In fact, one morning about two weeks ago, she didn’t look well at 9:00 AM, and it was already 90 degrees outside. I was at a loss as I stood in the kitchen making oatmeal with Pirates Booty croutons for the kids’ breakfast. I wanted to offer her something– sparkling water or some bridge mix. I didn’t want to trample on the sacred rites of her religion, but damn, I sure wanted her to sneak some Ice Mountain when she was taking my kids to the splash park in 100-degree heat.
Last year during Ramadan, S. lost about 30 pounds. I damn near became a Muslim watching her jeans grow baggy on her and her blouses dwarf her already petite frame. (This year, the weight loss hasn’t been as drastic so I am less zealous about conversion.)
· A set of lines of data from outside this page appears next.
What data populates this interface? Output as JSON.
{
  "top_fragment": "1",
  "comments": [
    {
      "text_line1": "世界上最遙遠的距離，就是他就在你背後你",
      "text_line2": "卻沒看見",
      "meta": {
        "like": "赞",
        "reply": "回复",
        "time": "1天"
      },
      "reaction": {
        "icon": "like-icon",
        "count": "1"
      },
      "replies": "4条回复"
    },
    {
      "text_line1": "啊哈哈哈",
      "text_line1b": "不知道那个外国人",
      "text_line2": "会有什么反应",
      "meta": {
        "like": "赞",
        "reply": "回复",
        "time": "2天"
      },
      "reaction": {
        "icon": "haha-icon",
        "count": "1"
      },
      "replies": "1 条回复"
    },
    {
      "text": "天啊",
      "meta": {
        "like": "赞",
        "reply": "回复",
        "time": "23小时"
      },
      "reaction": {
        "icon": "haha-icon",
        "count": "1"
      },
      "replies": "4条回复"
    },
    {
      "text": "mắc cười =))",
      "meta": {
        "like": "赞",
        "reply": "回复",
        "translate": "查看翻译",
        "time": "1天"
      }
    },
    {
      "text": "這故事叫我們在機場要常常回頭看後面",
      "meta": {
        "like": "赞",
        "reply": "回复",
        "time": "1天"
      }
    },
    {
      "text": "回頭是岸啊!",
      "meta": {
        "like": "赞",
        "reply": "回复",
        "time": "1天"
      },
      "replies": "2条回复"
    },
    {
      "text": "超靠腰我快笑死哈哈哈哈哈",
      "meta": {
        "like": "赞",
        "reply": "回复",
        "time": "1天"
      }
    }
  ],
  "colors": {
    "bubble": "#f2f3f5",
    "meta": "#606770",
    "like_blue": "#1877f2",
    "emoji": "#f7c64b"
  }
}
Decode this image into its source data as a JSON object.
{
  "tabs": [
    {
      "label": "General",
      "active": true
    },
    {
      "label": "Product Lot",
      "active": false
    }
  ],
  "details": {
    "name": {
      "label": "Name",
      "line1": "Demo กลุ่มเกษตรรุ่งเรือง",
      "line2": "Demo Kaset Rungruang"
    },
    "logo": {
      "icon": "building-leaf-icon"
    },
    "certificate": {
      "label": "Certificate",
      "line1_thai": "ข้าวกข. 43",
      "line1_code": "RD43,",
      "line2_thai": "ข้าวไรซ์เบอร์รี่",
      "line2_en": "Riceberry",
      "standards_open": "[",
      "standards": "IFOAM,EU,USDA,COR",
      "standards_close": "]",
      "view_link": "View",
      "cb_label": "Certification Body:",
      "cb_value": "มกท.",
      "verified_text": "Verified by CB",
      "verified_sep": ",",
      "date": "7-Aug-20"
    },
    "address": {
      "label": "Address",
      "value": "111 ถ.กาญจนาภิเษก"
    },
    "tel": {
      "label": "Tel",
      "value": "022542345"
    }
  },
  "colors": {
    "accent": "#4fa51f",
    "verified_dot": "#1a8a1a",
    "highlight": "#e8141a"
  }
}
When she left on Friday, I heard her tell Sadie she would bring her some special cakes and “goodies” from her Eid Al-Fitr feast. Actually, it’s all Sadie has talked about all weekend, “the special cakes S. is bringing on Monday.”
Tomorrow, I might suggest that S. lobby for Ramadan to be during the winter months, when the whole “no drinking water during the daylight” part would be less of a big deal. Also, with less daylight hours during winter, the fasting would be much easier. I figure if I can ask the Jews to consider more healthy options during Hanukkah (how about easing up on the fried potato thing?), I might as well work on the Muslim world’s customs too.
But for now, I am just glad that S. can fill her water bottle and drink on the job again.